Australia's National Drug Strategy beyond 2009: consultation paper
Cross-sectoral partnerships are essential to coordinating resources and effort, enlisting skills, experience and expertise, and bringing people together to work collectively toward the common goal of reducing drug-related harm. Strong partnerships between health and law enforcement and between government and non-government sectors have been central to Australia's National Drug Strategy. The Strategy has at various times promoted partnerships between Federal, State/Territory and local governments, with the education sector, affected communities, non-government organisations, health professionals and researchers. In our increasingly complex policy environment and inter-connected society, it will be important to strengthen and extend these partnerships to ensure the continued success of the Strategy.
The renewed policy focus on social inclusion is particularly relevant to the drug and alcohol sector. It provides an opportunity to strengthen links with community, welfare, housing, indigenous, youth and other organisations to get at some of the factors that contribute to harmful drug use.
As the economy emerges from the global financial crisis, there may be new opportunities to build partnerships with corporate and philanthropic organisations. Engagement with the broader community will also continue to be important both for informing policy makers, program managers and service providers and for providing feedback to the community on current directions and evidence, and the contribution they can make to reducing drug related harm.

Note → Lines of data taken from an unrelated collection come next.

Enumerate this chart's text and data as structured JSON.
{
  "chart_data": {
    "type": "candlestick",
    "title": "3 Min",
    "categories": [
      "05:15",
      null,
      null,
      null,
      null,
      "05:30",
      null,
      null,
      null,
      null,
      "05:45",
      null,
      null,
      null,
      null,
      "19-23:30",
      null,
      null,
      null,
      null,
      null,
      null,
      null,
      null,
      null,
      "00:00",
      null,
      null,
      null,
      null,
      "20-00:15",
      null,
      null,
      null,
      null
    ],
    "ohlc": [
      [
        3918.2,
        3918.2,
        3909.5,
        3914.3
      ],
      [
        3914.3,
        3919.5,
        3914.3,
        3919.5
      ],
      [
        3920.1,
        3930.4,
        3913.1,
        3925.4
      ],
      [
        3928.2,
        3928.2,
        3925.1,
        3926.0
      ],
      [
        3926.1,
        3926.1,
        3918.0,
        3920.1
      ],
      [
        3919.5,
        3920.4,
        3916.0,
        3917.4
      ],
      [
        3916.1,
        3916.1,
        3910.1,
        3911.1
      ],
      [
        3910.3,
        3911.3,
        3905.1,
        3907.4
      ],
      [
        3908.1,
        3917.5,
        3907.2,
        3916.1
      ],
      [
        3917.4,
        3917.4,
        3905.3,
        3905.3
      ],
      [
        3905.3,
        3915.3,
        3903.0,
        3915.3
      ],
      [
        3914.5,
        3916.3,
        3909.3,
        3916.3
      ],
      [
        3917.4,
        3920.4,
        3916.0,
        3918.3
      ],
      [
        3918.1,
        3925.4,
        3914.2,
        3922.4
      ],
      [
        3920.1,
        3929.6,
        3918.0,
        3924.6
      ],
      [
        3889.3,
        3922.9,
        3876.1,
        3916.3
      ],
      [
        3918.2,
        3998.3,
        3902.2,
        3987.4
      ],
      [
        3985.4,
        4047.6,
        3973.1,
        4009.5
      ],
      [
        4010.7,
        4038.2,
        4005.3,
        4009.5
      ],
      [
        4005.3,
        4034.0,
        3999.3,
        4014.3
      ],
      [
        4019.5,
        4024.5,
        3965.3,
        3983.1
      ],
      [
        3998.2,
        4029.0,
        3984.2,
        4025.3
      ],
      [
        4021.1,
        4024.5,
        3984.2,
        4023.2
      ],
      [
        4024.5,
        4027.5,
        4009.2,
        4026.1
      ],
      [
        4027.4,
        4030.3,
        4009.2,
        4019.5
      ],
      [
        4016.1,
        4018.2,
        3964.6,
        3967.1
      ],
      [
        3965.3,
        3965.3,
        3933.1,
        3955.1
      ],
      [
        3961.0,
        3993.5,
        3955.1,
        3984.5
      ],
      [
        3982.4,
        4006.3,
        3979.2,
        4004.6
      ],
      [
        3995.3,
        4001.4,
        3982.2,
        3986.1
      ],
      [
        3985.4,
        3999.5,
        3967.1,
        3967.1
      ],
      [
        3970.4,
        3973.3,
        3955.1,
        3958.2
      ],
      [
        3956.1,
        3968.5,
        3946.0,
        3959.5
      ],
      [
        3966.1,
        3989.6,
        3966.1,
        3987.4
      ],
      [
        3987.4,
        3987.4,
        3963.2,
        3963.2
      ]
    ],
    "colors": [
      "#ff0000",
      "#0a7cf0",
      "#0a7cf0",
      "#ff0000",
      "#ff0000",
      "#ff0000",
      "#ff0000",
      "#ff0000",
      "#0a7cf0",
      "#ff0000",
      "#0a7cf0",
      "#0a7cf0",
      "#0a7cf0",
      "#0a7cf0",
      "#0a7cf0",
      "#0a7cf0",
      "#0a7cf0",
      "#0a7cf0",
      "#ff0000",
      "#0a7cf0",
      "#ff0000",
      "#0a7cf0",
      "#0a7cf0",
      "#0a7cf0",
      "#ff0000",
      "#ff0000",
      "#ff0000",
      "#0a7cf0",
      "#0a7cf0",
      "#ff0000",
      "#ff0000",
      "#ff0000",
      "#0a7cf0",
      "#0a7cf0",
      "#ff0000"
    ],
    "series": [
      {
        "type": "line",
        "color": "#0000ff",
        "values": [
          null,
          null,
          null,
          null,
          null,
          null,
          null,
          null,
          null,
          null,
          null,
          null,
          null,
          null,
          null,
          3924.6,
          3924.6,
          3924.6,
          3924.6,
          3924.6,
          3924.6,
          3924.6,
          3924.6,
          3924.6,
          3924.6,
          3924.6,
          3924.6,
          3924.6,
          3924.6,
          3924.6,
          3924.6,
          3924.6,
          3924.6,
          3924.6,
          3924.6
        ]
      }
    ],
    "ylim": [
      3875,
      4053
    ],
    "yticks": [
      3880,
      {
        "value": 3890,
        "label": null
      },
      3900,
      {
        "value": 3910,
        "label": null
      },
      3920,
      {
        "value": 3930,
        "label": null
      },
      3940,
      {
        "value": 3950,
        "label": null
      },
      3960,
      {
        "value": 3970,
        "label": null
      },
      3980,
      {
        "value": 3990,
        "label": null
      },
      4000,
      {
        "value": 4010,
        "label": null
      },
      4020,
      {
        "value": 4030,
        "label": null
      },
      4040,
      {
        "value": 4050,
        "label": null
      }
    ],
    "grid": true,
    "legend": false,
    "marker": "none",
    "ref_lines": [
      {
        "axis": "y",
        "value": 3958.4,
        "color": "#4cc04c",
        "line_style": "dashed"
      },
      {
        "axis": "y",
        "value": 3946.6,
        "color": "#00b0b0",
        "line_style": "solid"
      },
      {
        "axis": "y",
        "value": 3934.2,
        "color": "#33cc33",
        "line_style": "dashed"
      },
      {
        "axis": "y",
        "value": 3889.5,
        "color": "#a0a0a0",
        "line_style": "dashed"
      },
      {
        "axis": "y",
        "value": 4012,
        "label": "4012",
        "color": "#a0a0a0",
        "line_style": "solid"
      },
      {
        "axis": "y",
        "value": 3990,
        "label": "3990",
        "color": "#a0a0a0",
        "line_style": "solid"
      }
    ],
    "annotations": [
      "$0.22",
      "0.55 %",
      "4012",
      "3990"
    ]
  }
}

The Strategy's governance arrangements currently reinforce partnerships between health, law enforcement and education and between Commonwealth and State/Territory governments. While this emphasis should be retained, continuing effort and innovation is needed to effectively engage other sectors and the community more broadly since the consequences of drug use are experienced by the whole community and an effective response can only be built on broad ownership of the issue.
Establishing links with other policy and program priority areas and a broader array of sectors and fields (for example primary health care, Aboriginal and Torres Strait Islander health, youth services, homelessness, mental health, population health) will be important to ensure that the Strategy continues to be effective.